VII. Execution – This is the process that describes in detail how the tactics will be executed and controlled. The leaders of an organization will need to know how they will utilize human resources, cash, policies and capital expenditures in a manner that fits with the organizations wherewithal, the markets needs and achieves the Objective.
This is a pretty straightforward approach but I find that CEOs, Marketing Officers, General Managers and undergraduate and MBA students struggle at times and seem to want someone to tell them what they should do to move forward through this process. As it turns out, there is no one that has the answer to the final solution of strategy development. Again there are ways to jump start the strategy planning process.
I have found that asking the question “why?” is very helpful. It doesn’t matter what stage of the strategic process difficulty is encountered, asking “why?” can get the process back on track. Even asking “Why am I not able to make progress on developing a strategy?” will provide some answers if the question is answered thoughtfully. For example the answer to lack of progress in developing a strategy might be a lack of useful information. This should lead to identifying the type of information that is needed. This would then lead to identifying specific information needed and perhaps a plan for acquiring this information,
At the beginning of the strategic process and at every step throughout the process the questions of “Why?” and "Why not?" can help the strategic planner.

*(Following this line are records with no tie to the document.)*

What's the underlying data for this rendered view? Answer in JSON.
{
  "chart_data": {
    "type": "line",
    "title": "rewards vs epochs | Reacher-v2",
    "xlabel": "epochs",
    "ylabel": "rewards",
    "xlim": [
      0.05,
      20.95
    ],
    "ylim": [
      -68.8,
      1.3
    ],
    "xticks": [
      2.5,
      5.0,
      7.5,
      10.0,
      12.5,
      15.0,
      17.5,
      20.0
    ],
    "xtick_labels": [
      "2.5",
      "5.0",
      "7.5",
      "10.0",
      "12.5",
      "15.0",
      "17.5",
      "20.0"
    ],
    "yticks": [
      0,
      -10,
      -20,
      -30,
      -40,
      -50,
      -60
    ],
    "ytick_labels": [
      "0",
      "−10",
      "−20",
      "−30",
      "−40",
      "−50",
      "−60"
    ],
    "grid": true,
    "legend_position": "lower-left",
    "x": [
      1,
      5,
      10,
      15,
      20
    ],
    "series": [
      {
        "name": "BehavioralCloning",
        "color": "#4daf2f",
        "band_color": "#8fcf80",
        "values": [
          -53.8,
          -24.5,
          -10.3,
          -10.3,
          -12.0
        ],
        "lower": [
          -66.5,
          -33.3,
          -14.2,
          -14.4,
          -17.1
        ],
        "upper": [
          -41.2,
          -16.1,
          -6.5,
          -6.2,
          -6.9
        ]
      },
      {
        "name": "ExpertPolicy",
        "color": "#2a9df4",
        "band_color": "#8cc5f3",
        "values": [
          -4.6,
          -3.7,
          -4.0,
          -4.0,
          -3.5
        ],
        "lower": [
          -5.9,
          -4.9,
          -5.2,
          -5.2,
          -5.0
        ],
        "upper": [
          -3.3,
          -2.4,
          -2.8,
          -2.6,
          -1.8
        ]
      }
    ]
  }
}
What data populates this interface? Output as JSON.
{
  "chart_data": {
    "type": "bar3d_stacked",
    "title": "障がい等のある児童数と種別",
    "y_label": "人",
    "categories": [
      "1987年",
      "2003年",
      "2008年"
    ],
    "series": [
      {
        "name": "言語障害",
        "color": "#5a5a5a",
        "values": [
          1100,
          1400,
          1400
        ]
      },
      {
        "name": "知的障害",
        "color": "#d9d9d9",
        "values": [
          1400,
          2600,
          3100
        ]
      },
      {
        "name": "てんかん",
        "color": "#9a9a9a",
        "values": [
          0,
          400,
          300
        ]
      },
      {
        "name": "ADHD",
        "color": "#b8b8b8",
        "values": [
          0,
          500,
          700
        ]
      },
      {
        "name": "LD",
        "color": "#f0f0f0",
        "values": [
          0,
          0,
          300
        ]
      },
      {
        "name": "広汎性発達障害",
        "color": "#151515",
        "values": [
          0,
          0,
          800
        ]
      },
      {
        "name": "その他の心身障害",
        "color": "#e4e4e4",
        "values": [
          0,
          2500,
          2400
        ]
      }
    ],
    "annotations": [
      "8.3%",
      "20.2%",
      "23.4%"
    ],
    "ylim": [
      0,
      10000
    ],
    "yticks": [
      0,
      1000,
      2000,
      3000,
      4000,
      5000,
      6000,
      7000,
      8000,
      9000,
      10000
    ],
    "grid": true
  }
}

Examples of how the question “Why?” and "Why not?" might be used include:
I. Mission – Why was this mission chosen? This might lead to follow up questions: Is this a mission that can be achieved? And What does completing this mission accomplish? Equally important is asking "Why not pursue this mission?"
II. Vision – Why does completing the mission create value? For Whom? How? Why Not?
III. Objective – Why is it important to achieve this objective? What is driving the timing? Are the time frame and the quantitative element of the objective realistically achievable? Why? Why not?
IV. Situation Analysis – Why are the competitors successful? Why does demand exist in this environment? Why would demand exist in a different economic environment? Why does the organization have its strengths, weaknesses, opportunities and threats?
V. Strategy – Why will this mix of Price, Place, Product and Promotion be better than another mix? Why not?
VI. Tactics – Why will this plan of specific actions, organizational design, directives and control procedures result in successful attainment of the objective? Why not?
VII. Execution – Why will this planned use of resources result in deploying the strategy successfully? Why is this plan superior to alternative plans? Why not?
Even after the execution process has begun, asking “Why?” can help keep the execution of the strategic plan on track. Asking why a plan is working can be as valuable as asking why a plan isn’t working.